TCE-PE mantém multas a gestores de Ferreiros por contratação irregular de empresa com sócio funcionário público

Três decisões unânimes do Pleno do Tribunal de Contas confirmam penalidades aplicadas a ex-gestores do município; irregularidades incluem uso inadequado de recursos do FUNDEB e atrasos em pagamentos previdenciários

O Tribunal de Contas do Estado de Pernambuco (TCE-PE) manteve, em decisões unânimes, multas aplicadas a três ex-gestores da Prefeitura de Ferreiros por irregularidades em licitações e contratos administrativos. As decisões, publicadas no Diário Oficial desta terça-feira (2), referem-se a processos que envolvem a contratação de empresa cujo sócio era funcionário público municipal, prática vedada pela legislação.
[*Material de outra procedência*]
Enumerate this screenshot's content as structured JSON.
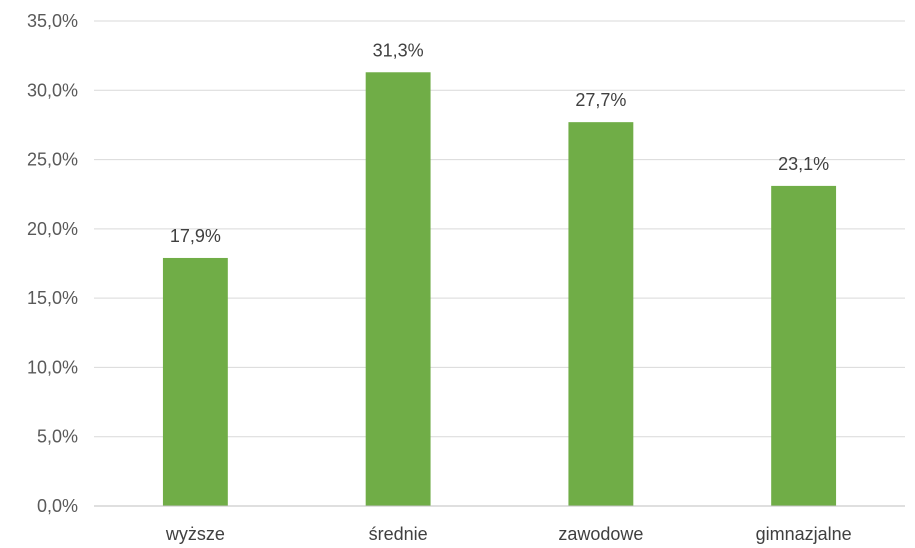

Os acórdãos T.C. nºs 1789, 1790 e 1791/2025, relatados pelo conselheiro Carlos Neves e julgados pelo Pleno em 27 de agosto, negaram provimento aos recursos ordinários interpostos por Viviane Cabral de Albuquerque, Bruno Japhet da Matta Albuquerque e Rhafhael Azevedo da Cunha, respectivamente.

Irregularidades graves

As investigações do TCE-PE identificaram múltiplas irregularidades:

  • Contratação ilegal: Empresa com sócio funcionário público foi habilitada em licitação, violando os princípios da moralidade e impessoalidade
  • Gestão do FUNDEB: Uso inadequado de múltiplas contas para movimentação de recursos, contrariando a normativa que exige conta única
  • Previdência: Atrasos reiterados no pagamento de obrigações previdenciárias, gerando juros e multas
  • Documentação: Ausência de planilhas detalhadas de composição de custos em processos licitatórios

Teses firmadas

O Tribunal estabeleceu jurisprudência importante nos três julgamentos:

  1. É vedada a participação em licitação de empresas cujos sócios sejam servidores da entidade contratante, independentemente de má-fé
  2. A movimentação de recursos do FUNDEB deve ser feita em única conta para garantir transparência
  3. Atrasos previdenciários com pagamento de multas configuram grave irregularidade
  4. O pregoeiro tem responsabilidade direta pela inabilitação de empresas irregulares

Multas mantidas

As penalidades aplicadas foram mantidas por serem consideradas proporcionais e adequadas, correspondendo ao percentual mínimo de 5% previsto na Lei Estadual nº 12.600/2004.

O TCE-PE destacou que a ausência de dolo ou má-fé não isenta os gestores da responsabilidade, uma vez que se tratam de irregularidades de natureza objetiva. A homologação dos certames pela autoridade superior também não foi considerada capaz de sanar as falhas ocorridas durante o processo licitatório.